Dr. van Tulleken’s “Trust Me, I’m a Doctor” team conducted a study to test the reality of NCGS. The found 60 people, some of whom claimed to experience NGCS, and put them on a gluten-free diet including (experimenter-supplied) gluten-free pasta, but for two weeks (randomly selected?) of the study period, each was given pasta containing gluten instead. The team then analyzed the subjects’ reported symptoms, and also performed lab tests to show inflammation and IgE (antibody) levels. The study was double-blinded, in that neither researchers nor subjects knew in which two week period the subjects were eating gluten until after the study concluded. The subjects acted as their own controls by experiencing both with- and without-gluten diets.
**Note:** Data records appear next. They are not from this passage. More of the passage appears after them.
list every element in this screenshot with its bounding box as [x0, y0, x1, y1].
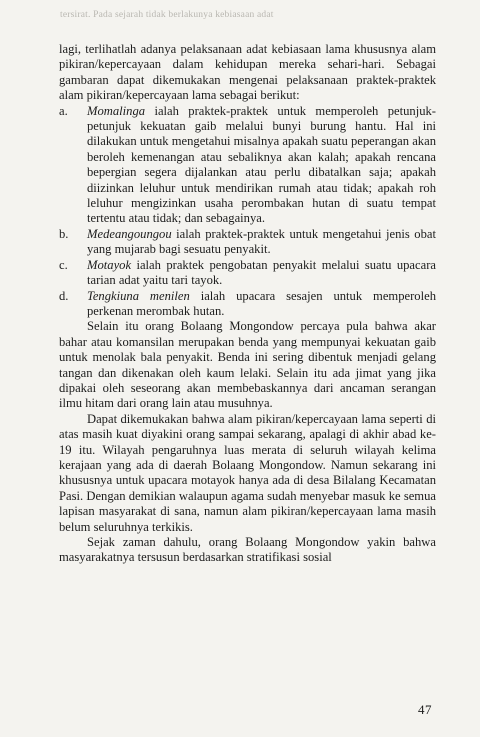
page-number: 47	[418, 702, 432, 717]
paragraph-amulets: Selain itu orang Bolaang Mongondow percaya pula bahwa akar bahar atau komansilan merupakan benda yang mempunyai kekuatan gaib untuk menolak bala penyakit. Benda ini sering dibentuk menjadi gelang tangan dan dikenakan oleh kaum lelaki. Selain itu ada jimat yang jika dipakai oleh seseorang akan membebaskannya dari ancaman serangan ilmu hitam dari orang lain atau musuhnya.	[59, 319, 436, 411]
list-marker: b.	[59, 226, 69, 241]
list-item	[59, 258, 436, 289]
list-item	[59, 227, 436, 258]
list-item	[59, 289, 436, 320]
item-description: ialah praktek pengobatan penyakit melalui suatu upacara tarian adat yaitu tari tayok.	[87, 257, 436, 288]
paragraph-stratification: Sejak zaman dahulu, orang Bolaang Mongondow yakin bahwa masyarakatnya tersusun berdasarkan stratifikasi sosial	[59, 535, 436, 565]
list-marker: a.	[59, 103, 68, 118]
item-description: ialah upacara sesajen untuk memperoleh perkenan merombak hutan.	[87, 288, 436, 318]
body-text	[59, 42, 436, 566]
item-term: Tengkiuna menilen	[87, 288, 190, 303]
intro-paragraph: lagi, terlihatlah adanya pelaksanaan adat kebiasaan lama khususnya alam pikiran/kepercayaan dalam kehidupan mereka sehari-hari. Sebagai gambaran dapat dikemukakan mengenai pelaksanaan praktek-praktek alam pikiran/kepercayaan lama sebagai berikut:	[59, 42, 436, 103]
item-description: ialah praktek-praktek untuk memperoleh petunjuk-petunjuk kekuatan gaib melalui bunyi burung hantu. Hal ini dilakukan untuk mengetahui misalnya apakah suatu peperangan akan beroleh kemenangan atau sebaliknya akan kalah; apakah rencana bepergian segera dijalankan atau perlu dibatalkan saja; apakah diizinkan leluhur untuk mendirikan rumah atau tidak; apakah roh leluhur mengizinkan usaha perombakan hutan di suatu tempat tertentu atau tidak; dan sebagainya.	[87, 103, 436, 226]
item-term: Motayok	[87, 257, 132, 272]
item-term: Momalinga	[87, 103, 146, 118]
item-term: Medeangoungou	[87, 226, 172, 241]
bleed-through-text: tersirat. Pada sejarah tidak berlakunya kebiasaan adat	[60, 10, 274, 20]
list-marker: c.	[59, 257, 68, 272]
list-item	[59, 104, 436, 227]
paragraph-beliefs: Dapat dikemukakan bahwa alam pikiran/kepercayaan lama seperti di atas masih kuat diyakini orang sampai sekarang, apalagi di akhir abad ke-19 itu. Wilayah pengaruhnya luas merata di seluruh wilayah kelima kerajaan yang ada di daerah Bolaang Mongondow. Namun sekarang ini khususnya untuk upacara motayok hanya ada di desa Bilalang Kecamatan Pasi. Dengan demikian walaupun agama sudah menyebar masuk ke semua lapisan masyarakat di sana, namun alam pikiran/kepercayaan lama masih belum seluruhnya terkikis.	[59, 411, 436, 534]
practice-list	[59, 104, 436, 320]
item-description: ialah praktek-praktek untuk mengetahui jenis obat yang mujarab bagi sesuatu penyakit.	[87, 226, 436, 257]
list-marker: d.	[59, 288, 69, 303]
The results: subjects did in fact report feeling fewer gut-related symptoms like bloating during the gluten-free weeks. Variation in other symptoms (e.g. tiredness) was not statistically significant. There was also no significant correlation between gluten-free diet and the lab values being measured.
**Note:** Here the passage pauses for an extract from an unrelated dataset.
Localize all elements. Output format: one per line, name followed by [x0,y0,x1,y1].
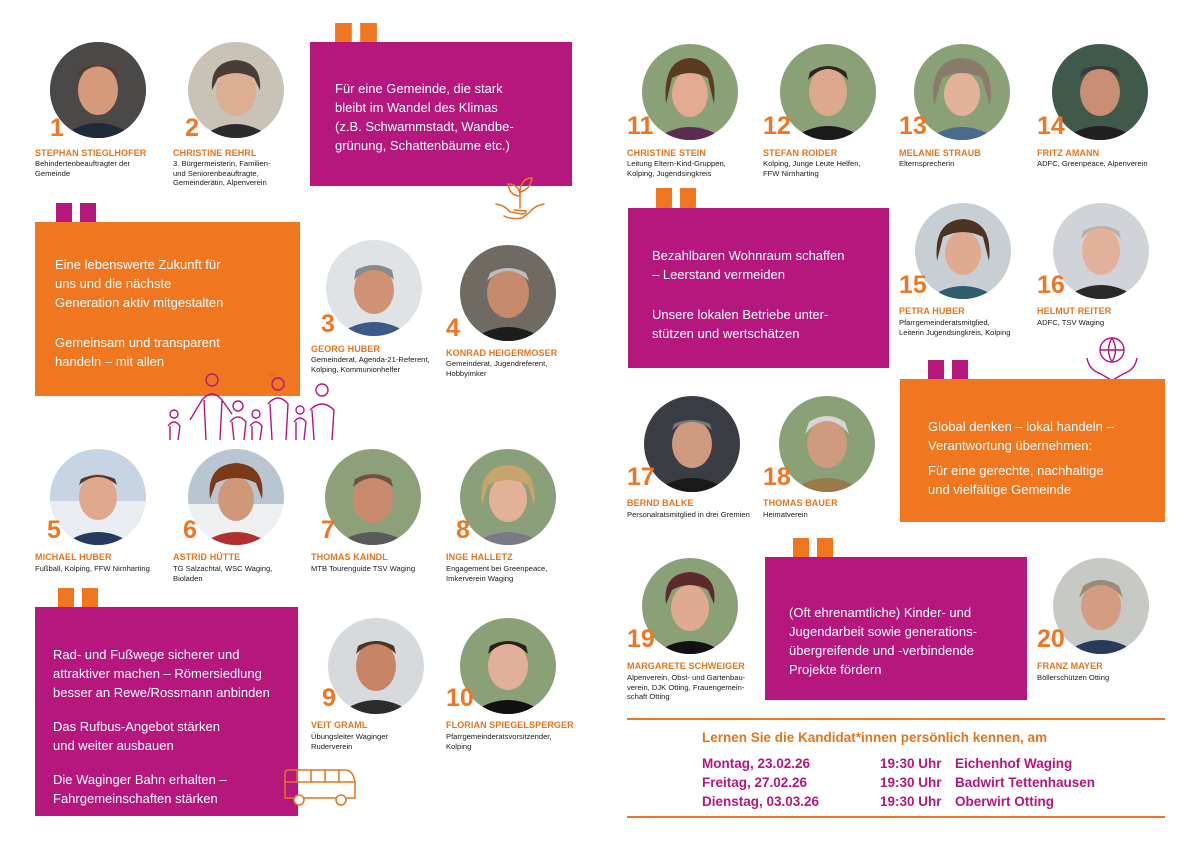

Dr. van Tulleken does state in the linked BBC article that it’s likely at least some subjects knew which weeks they were eating gluten-containing pasta. And as he concedes, this can easily explain the slight variation in the digestive symptoms.
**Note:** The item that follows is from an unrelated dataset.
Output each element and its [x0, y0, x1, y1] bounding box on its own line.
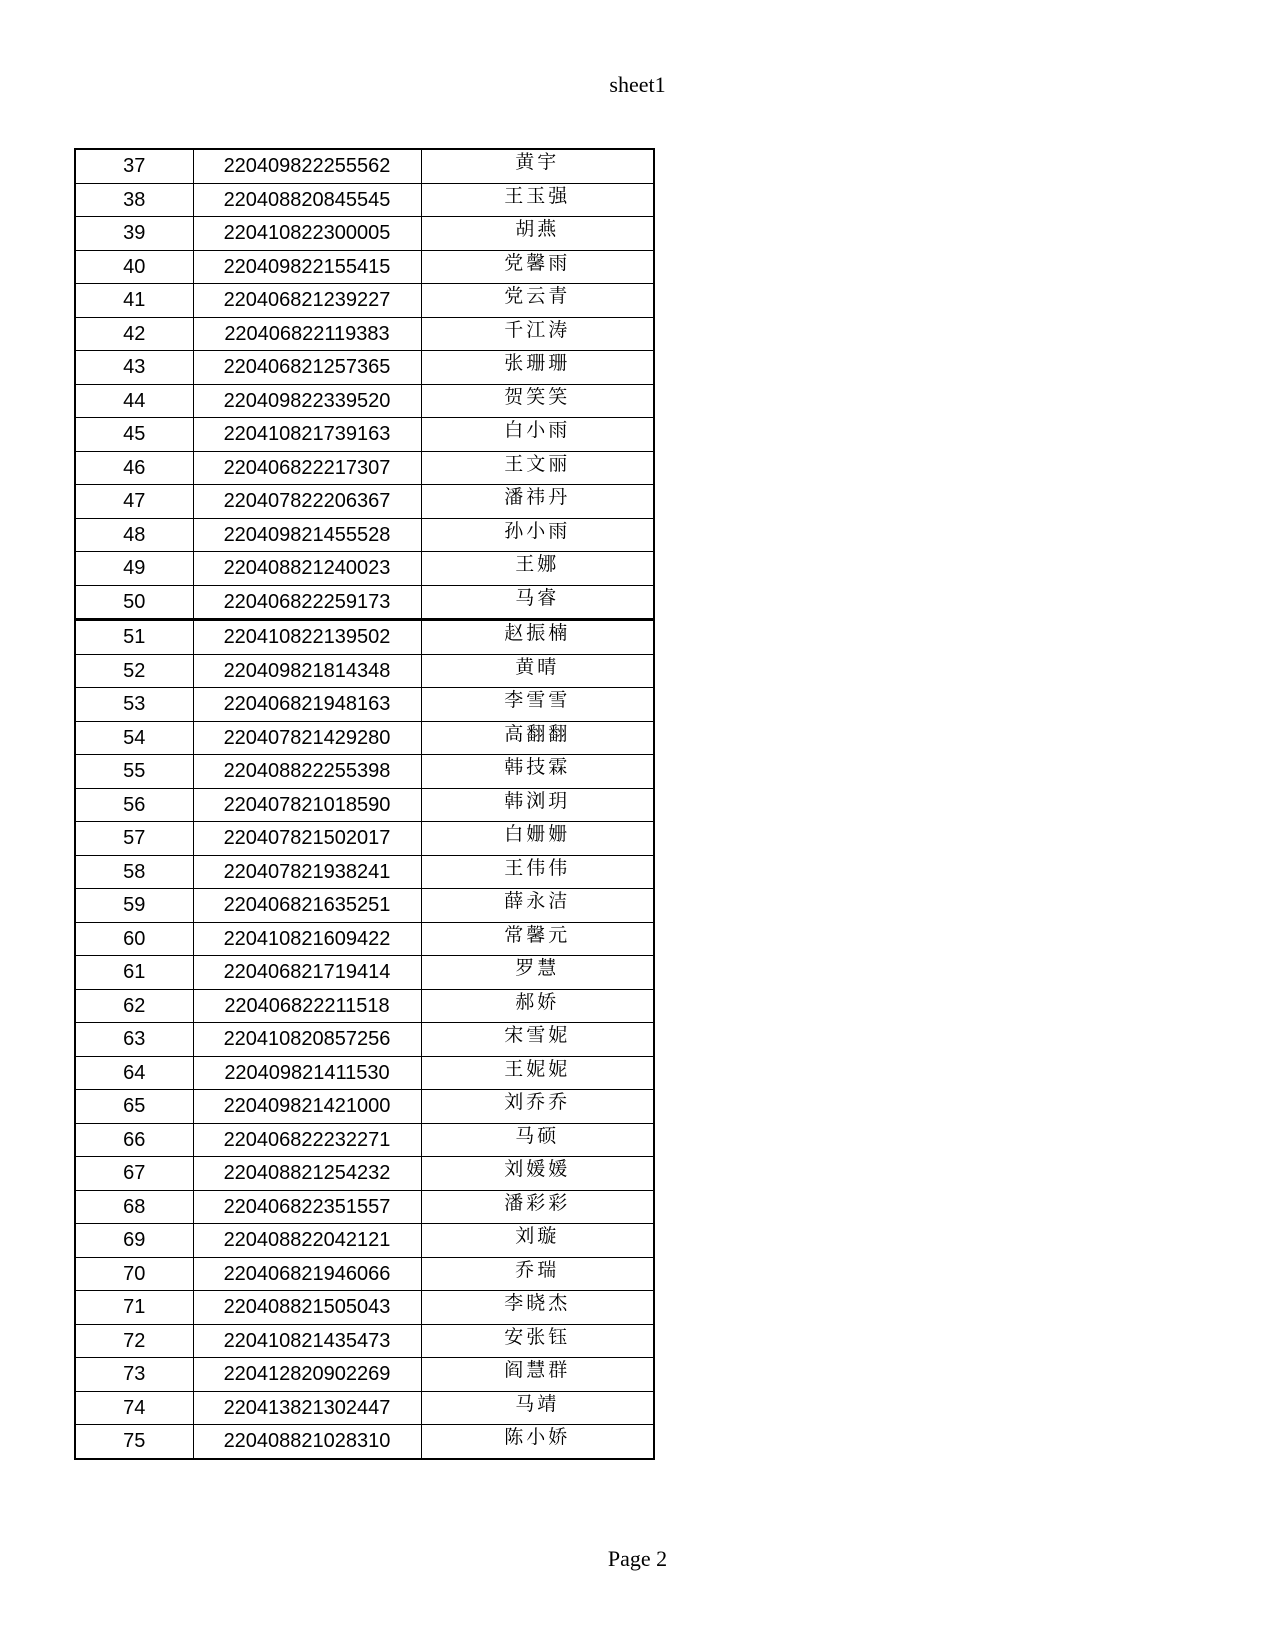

A weakness he apparently did not realize in his analysis: the two pastas are very clearly made with different recipes. It’s perfectly possible that the gluten-containing pasta that was used has some other difference from the gluten-free one that explains the gut symptomology, perhaps an herb or a preservative that some people are really slightly sensitive to. It’s possible that the gluten-containing pasta just has less fiber (for one possible example), and that the additional fiber in the gluten-free food aided the subjects’ digestion. Dr. van Tulleken doesn’t provide the recipes/brands for the two foods, making it hard to speculate beyond that guess.
Also, the subjects were eating food they selected and purchased themselves, aside from the pasta. Since as far as one can tell from the BBC article they weren’t asked to record their consumption, it wouldn’t be difficult for this dietary variation to randomly cause one group to score higher on some symptoms.
I’m surprised that Dr. van Tulleken did not report whether the self-diagnosed NGCS sufferers showed greater incidence of gut symptoms than the non-diagnosed. If NGCS is real (and not universal in the population) then a difference between NGCS patients and the rest of the subjects would certainly exist.
It is not stated in the article, but I suspect Dr. van Tulleken’s group does not plan to publish these results in a peer-reviewed journal, which seems to me to be disappointing. I’d love to read in more detail about the protocol and results.
As published, the results seem completely compatible with NGCS being a pareidolic disease. They are also consistent with NGCS being a real syndrome, but with only a small effect (at least in the experimental circumstances). Note that with its weak protocol and small sample size (n=60) it isn’t strong evidence for anything.
I suggest that Dr. van Tulleken’s group or someone else repeat the experiment but with the subjects eating identical diets (entirely supplied by the experimenters, ideally, not just gluten-free with the subjects buying their own food). However, each subject would be required to swallow 10 identical capsules per day. For the “control” period the capsules would contain a non-gluten protein. For the “experimental” period, the capsules would contain gluten proteins. That would make it impossible for the subjects to detect which weeks include gluten from the flavor/texture of their food, and also eliminate the possible effect of other ingredients in the two different pasta recipes.